A diversidade de debates e a troca de experiências é marca deste 3º Congresso. O acesso à Justiça, à moradia e ao trabalho são alguns dos temas debatidos. Os sete estados onde estão sendo desenvolvidos projetos de inserção da população em situação de rua na Economia Solidária, através do apoio da Secretaria Nacional de Economia Solidária (Senaes) tiveram um momento para trocar ideias e reflexões. Três integrantes do projeto Coopera Rua, desenvolvido pelo Cefuria, estão participando da atividade.

Os participantes do Congresso também aprovaram a criação de um Núcleo de Mulheres e LGBT (Lésbicas, Gays, Bissexuais, Travestis e Transexuais) dentro do Movimento Nacional da População em Situação Rua, para possibilitar um debate mais qualificado na luta pela criação de políticas públicas para essa parcela da população.

Minha Casa, Minha Luta

3º Congresso MNPR (16 e 19_08_2016) foto Luis Pequeno (1)Com a participação do MNPR garantida na 3ª Conferência da Organização das Nações Unidas sobre Moradia (Habitat III), a necessidade de garantir a criação de uma política habitacional voltada à população de rua foi tema de uma das discussões do evento.

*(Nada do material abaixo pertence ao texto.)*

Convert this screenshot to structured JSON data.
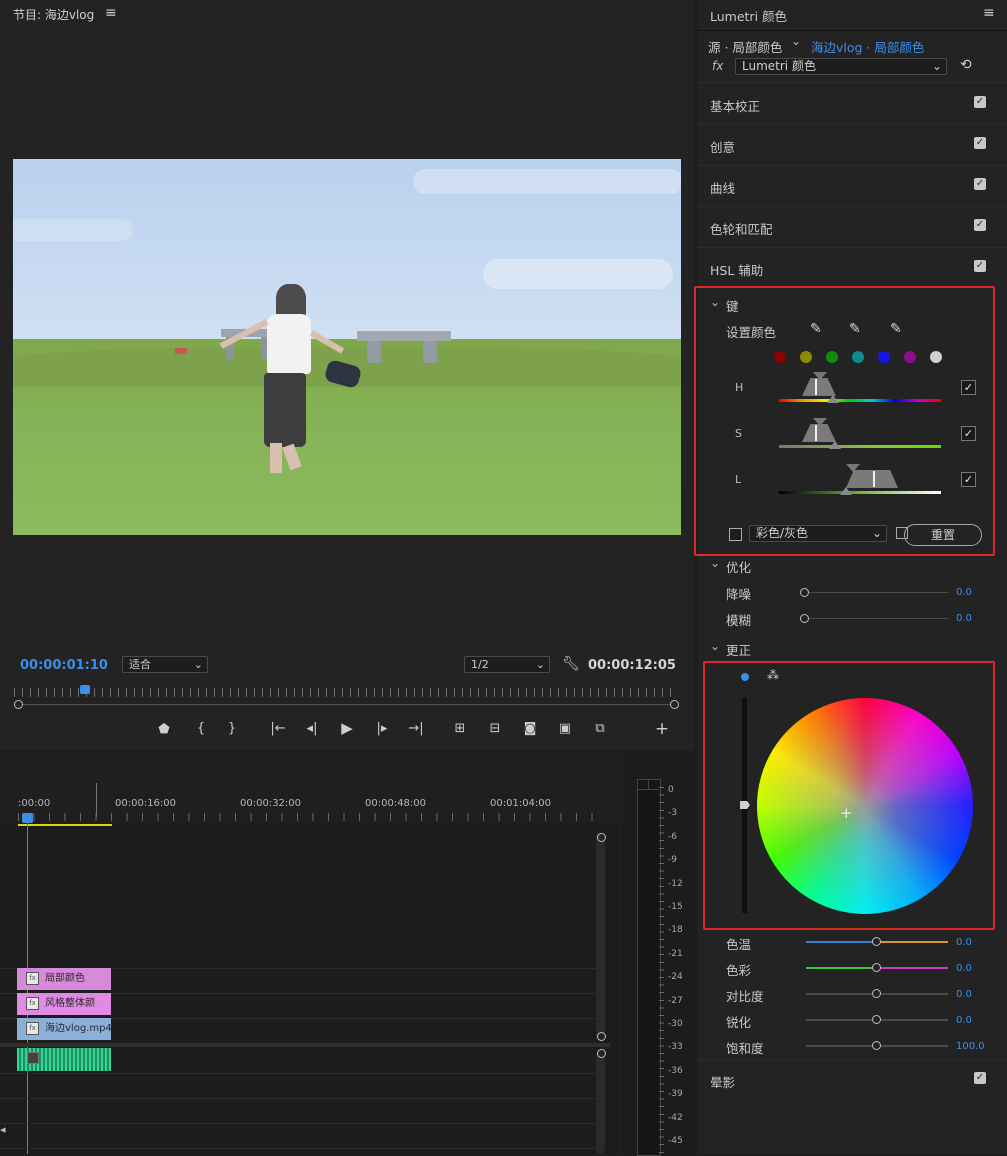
{
  "program": {
    "title": "节目: 海边vlog",
    "menu_icon": "hamburger-icon",
    "current_time": "00:00:01:10",
    "fit_value": "适合",
    "resolution_value": "1/2",
    "duration": "00:00:12:05"
  },
  "transport": {
    "icons": [
      "marker-icon",
      "mark-in-icon",
      "mark-out-icon",
      "go-to-in-icon",
      "step-back-icon",
      "play-icon",
      "step-forward-icon",
      "go-to-out-icon",
      "lift-icon",
      "extract-icon",
      "camera-icon",
      "compare-icon",
      "multicam-icon",
      "add-icon"
    ]
  },
  "timeline": {
    "ruler_labels": [
      ":00:00",
      "00:00:16:00",
      "00:00:32:00",
      "00:00:48:00",
      "00:01:04:00"
    ],
    "clips": [
      {
        "label": "局部颜色",
        "color": "#d68ad9"
      },
      {
        "label": "风格整体颜",
        "color": "#e08ae3"
      },
      {
        "label": "海边vlog.mp4",
        "color": "#8cb0dc"
      }
    ],
    "audio_color": "#2fbf86"
  },
  "meter": {
    "labels": [
      "0",
      "-3",
      "-6",
      "-9",
      "-12",
      "-15",
      "-18",
      "-21",
      "-24",
      "-27",
      "-30",
      "-33",
      "-36",
      "-39",
      "-42",
      "-45"
    ]
  },
  "lumetri": {
    "title": "Lumetri 颜色",
    "source_label": "源 · 局部颜色",
    "target_label": "海边vlog · 局部颜色",
    "fx_label": "fx",
    "effect_value": "Lumetri 颜色",
    "sections": [
      {
        "label": "基本校正",
        "checked": true
      },
      {
        "label": "创意",
        "checked": true
      },
      {
        "label": "曲线",
        "checked": true
      },
      {
        "label": "色轮和匹配",
        "checked": true
      },
      {
        "label": "HSL 辅助",
        "checked": true
      }
    ],
    "key": {
      "title": "键",
      "set_color_label": "设置颜色",
      "swatches": [
        "#8b0000",
        "#8b8b00",
        "#0e8a0e",
        "#0e8b8b",
        "#1515ee",
        "#8b0e8b",
        "#cfcfcf"
      ],
      "channels": [
        {
          "label": "H",
          "checked": true
        },
        {
          "label": "S",
          "checked": true
        },
        {
          "label": "L",
          "checked": true
        }
      ],
      "display_mode": "彩色/灰色",
      "reset_label": "重置"
    },
    "refine": {
      "title": "优化",
      "rows": [
        {
          "label": "降噪",
          "value": "0.0"
        },
        {
          "label": "模糊",
          "value": "0.0"
        }
      ]
    },
    "correction": {
      "title": "更正",
      "rows": [
        {
          "label": "色温",
          "value": "0.0",
          "level": 0.5
        },
        {
          "label": "色彩",
          "value": "0.0",
          "level": 0.5
        },
        {
          "label": "对比度",
          "value": "0.0",
          "level": 0.5
        },
        {
          "label": "锐化",
          "value": "0.0",
          "level": 0.5
        },
        {
          "label": "饱和度",
          "value": "100.0",
          "level": 0.5
        }
      ]
    },
    "vignette": {
      "label": "晕影",
      "checked": true
    }
  }
}
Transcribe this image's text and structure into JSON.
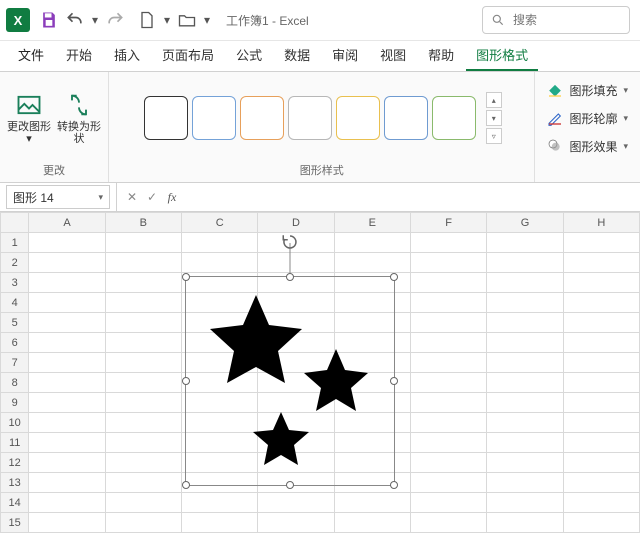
{
  "titlebar": {
    "title": "工作簿1 - Excel",
    "search_placeholder": "搜索"
  },
  "tabs": {
    "file": "文件",
    "home": "开始",
    "insert": "插入",
    "layout": "页面布局",
    "formulas": "公式",
    "data": "数据",
    "review": "审阅",
    "view": "视图",
    "help": "帮助",
    "shapeformat": "图形格式"
  },
  "ribbon": {
    "change_group": "更改",
    "change_shape": "更改图形",
    "convert_shape": "转换为形状",
    "styles_group": "图形样式",
    "fill": "图形填充",
    "outline": "图形轮廓",
    "effects": "图形效果"
  },
  "namebox": "图形 14",
  "formula": "",
  "columns": [
    "A",
    "B",
    "C",
    "D",
    "E",
    "F",
    "G",
    "H"
  ],
  "rows": [
    "1",
    "2",
    "3",
    "4",
    "5",
    "6",
    "7",
    "8",
    "9",
    "10",
    "11",
    "12",
    "13",
    "14",
    "15"
  ],
  "style_colors": [
    "#333",
    "#74a2d8",
    "#e7a05b",
    "#b7b7b7",
    "#e9c04f",
    "#6f9bd1",
    "#8aba6c"
  ]
}
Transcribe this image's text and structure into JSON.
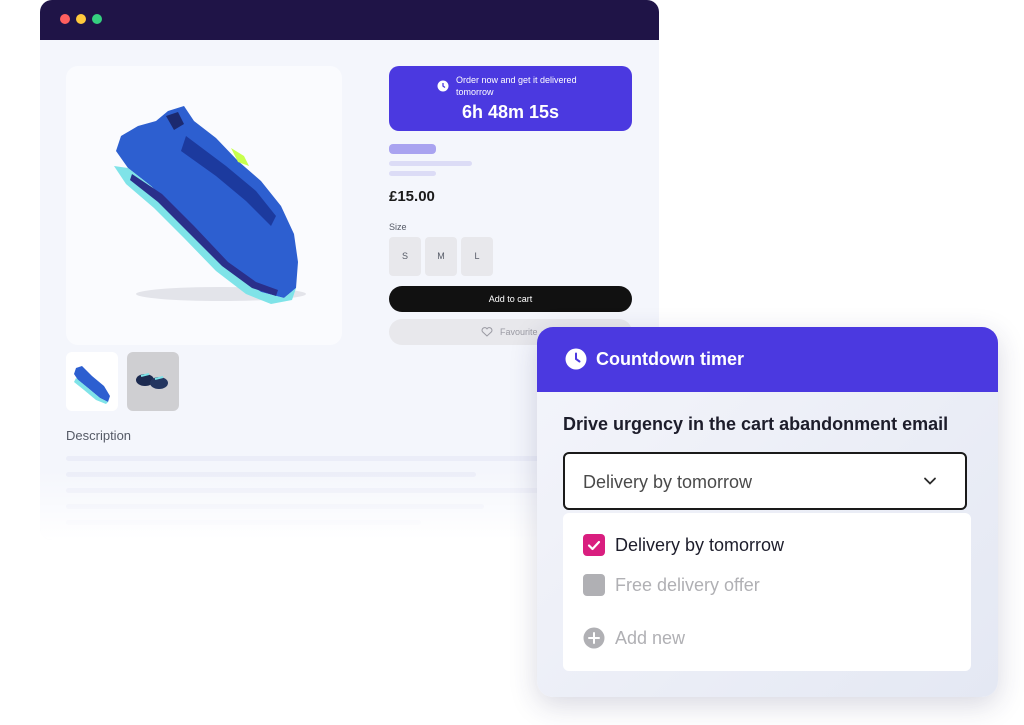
{
  "colors": {
    "accent": "#4b39e0",
    "browser_bar": "#1f1447",
    "checkbox_checked": "#d91e7f",
    "muted": "#b0b0b4"
  },
  "product_page": {
    "timer_banner": {
      "icon": "clock-icon",
      "text": "Order now and get it delivered tomorrow",
      "countdown": "6h 48m 15s"
    },
    "price": "£15.00",
    "size_label": "Size",
    "sizes": [
      "S",
      "M",
      "L"
    ],
    "add_to_cart": "Add to cart",
    "favourite": "Favourite",
    "description_label": "Description"
  },
  "countdown_panel": {
    "title": "Countdown timer",
    "heading": "Drive urgency in the cart abandonment email",
    "dropdown_value": "Delivery by tomorrow",
    "options": [
      {
        "label": "Delivery by tomorrow",
        "checked": true
      },
      {
        "label": "Free delivery offer",
        "checked": false
      }
    ],
    "add_new": "Add new"
  }
}
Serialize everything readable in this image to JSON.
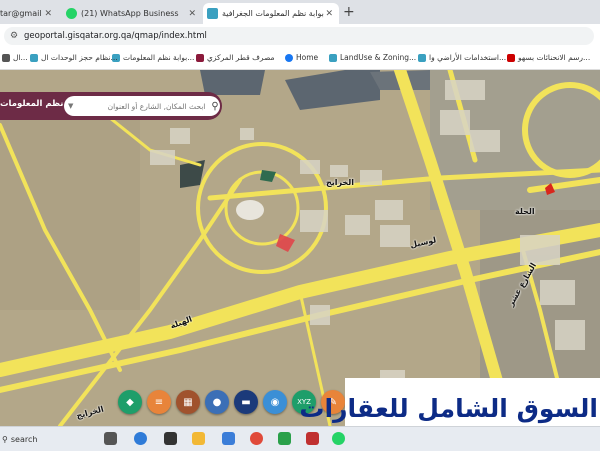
{
  "browser": {
    "tabs": [
      {
        "label": "tar@gmail",
        "active": false
      },
      {
        "label": "(21) WhatsApp Business",
        "active": false
      },
      {
        "label": "بوابة نظم المعلومات الجغرافية",
        "active": true
      }
    ],
    "new_tab_icon": "plus-icon",
    "url": "geoportal.gisqatar.org.qa/qmap/index.html"
  },
  "bookmarks": [
    {
      "label": "رسم الانحنائات بسهو...",
      "color": "#cc0000"
    },
    {
      "label": "استخدامات الأراضي وا...",
      "color": "#3aa0c0"
    },
    {
      "label": "LandUse & Zoning...",
      "color": "#3aa0c0"
    },
    {
      "label": "Home",
      "color": "#1877f2"
    },
    {
      "label": "مصرف قطر المركزي",
      "color": "#8b1a3b"
    },
    {
      "label": "بوابة نظم المعلومات...",
      "color": "#3aa0c0"
    },
    {
      "label": "نظام حجز الوحدات ال...",
      "color": "#3aa0c0"
    },
    {
      "label": "ال...",
      "color": "#555555"
    }
  ],
  "portal": {
    "title": "بوابة نظم المعلومات",
    "search_placeholder": "ابحث المكان, الشارع أو العنوان"
  },
  "map_labels": [
    {
      "label": "الخرايج"
    },
    {
      "label": "لوسيل"
    },
    {
      "label": "الحلة"
    },
    {
      "label": "الشارع عشر"
    },
    {
      "label": "الهبلة"
    },
    {
      "label": "الخرايج"
    }
  ],
  "tools": [
    {
      "icon": "layers-icon",
      "color": "#1e9e6a"
    },
    {
      "icon": "list-icon",
      "color": "#e8843a"
    },
    {
      "icon": "grid-icon",
      "color": "#a0522d"
    },
    {
      "icon": "magnify-icon",
      "color": "#3b6fb6"
    },
    {
      "icon": "monitor-icon",
      "color": "#1b3a7a"
    },
    {
      "icon": "location-icon",
      "color": "#3b8fd6"
    },
    {
      "icon": "xyz-icon",
      "color": "#1e9e6a"
    },
    {
      "icon": "tool-icon",
      "color": "#e8843a"
    }
  ],
  "banner": {
    "text": "السوق الشامل للعقارات"
  },
  "taskbar": {
    "search_label": "search"
  },
  "colors": {
    "header": "#6d2b46",
    "banner_text": "#0d2b86"
  }
}
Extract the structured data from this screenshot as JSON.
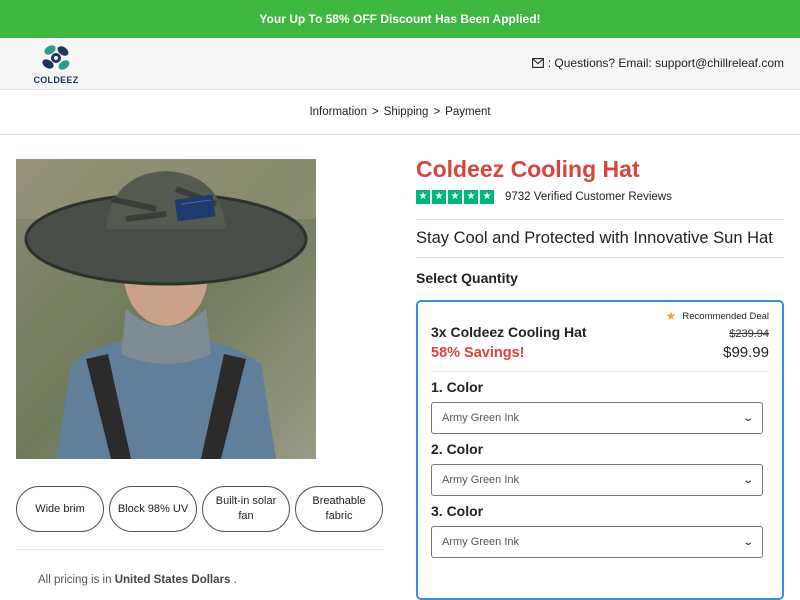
{
  "banner": {
    "text": "Your Up To 58% OFF Discount Has Been Applied!"
  },
  "header": {
    "logo_text": "COLDEEZ",
    "contact_icon": "envelope-icon",
    "contact_text": ": Questions? Email: support@chillreleaf.com"
  },
  "breadcrumb": {
    "steps": [
      "Information",
      "Shipping",
      "Payment"
    ],
    "separator": ">"
  },
  "features": [
    "Wide brim",
    "Block 98% UV",
    "Built-in solar fan",
    "Breathable fabric"
  ],
  "pricing_note": {
    "prefix": "All pricing is in",
    "currency": "United States Dollars",
    "suffix": "."
  },
  "product": {
    "title": "Coldeez Cooling Hat",
    "rating_stars": 5,
    "reviews": "9732 Verified Customer Reviews",
    "subtitle": "Stay Cool and Protected with Innovative Sun Hat",
    "select_quantity": "Select Quantity"
  },
  "deal": {
    "badge": "Recommended Deal",
    "name": "3x Coldeez Cooling Hat",
    "old_price": "$239.94",
    "savings": "58% Savings!",
    "price": "$99.99",
    "colors": [
      {
        "label": "1. Color",
        "value": "Army Green Ink"
      },
      {
        "label": "2. Color",
        "value": "Army Green Ink"
      },
      {
        "label": "3. Color",
        "value": "Army Green Ink"
      }
    ]
  },
  "colors": {
    "banner": "#3fb83f",
    "title": "#d9443c",
    "trustpilot": "#00b67a",
    "deal_border": "#3a8fd6"
  }
}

“Precisamos discutir uma lógica de saída das ruas e moradia é um caminho”, destaca Samuel. O coordenador explica que o Brasil ainda tem uma política de tratamento dessa população muito ligada à linha da assistência social e do acolhimento, que representam soluções temporárias.

Advogada popular da Terra de Direitos, Luana Xavier aponta que é possível algumas iniciativas pontuais que acabam por incorporar essas pessoas em programas habitacionais já existentes, mas que não dialogam com políticas estruturantes para a população em situação de rua. Segundo ela, essas experiências acabam por beneficiar poucas pessoas.

Coordenador do MNPR em Fortaleza, José Carlos Santos Silva viveu 15 anos das ruas e conta a experiência de ter acessado a moradia.

Coordenador do MNPR em Fortaleza, José Carlos Santos Silva viveu 15 anos das ruas e conta a experiência de ter acessado a moradia.

Além disso, a advogada destaca a necessidade de avaliar criticamente políticas habitacionais já existentes. Programas como Minha Casa, Minha Vida e a inscrição em Companhias de Habitação como a COHAB não aceitam comprovantes de receita vindas de trabalhos informais, algo bastante praticado pela população em situação de rua.

Mas aponta a necessidade de avaliar os modelos que estão aí, elaborar e apresentar ao poder público novas propostas. “Não há uma resposta pronta, mas é preciso visualizar algumas alternativas”, indica.

Coordenador do MNPR em Fortaleza, José Carlos Santos Silva viveu 15 anos em situação de rua. Ele conta que, sem moradia, tinha baixa auto-estima. “Eu não tinha vontade de levantar, trabalhar, porque levantava todo sujo”. Junto com outras famílias, ocupou uma praça no centro da capital cearense e pressionou o poder público da cidade. O grupo foi encaminhado para o programa de Aluguel Social e posteriormente para o Minha Casa, Minha Vida. “A partir do momento que eu tive minha moradia definitiva me encontrei: tive auto-estima para me levantar, tomar banho, sair limpo e ir atrás de um trabalho. Hoje tenho um trabalho, uma casa, e tô vivendo muito bem”, conta.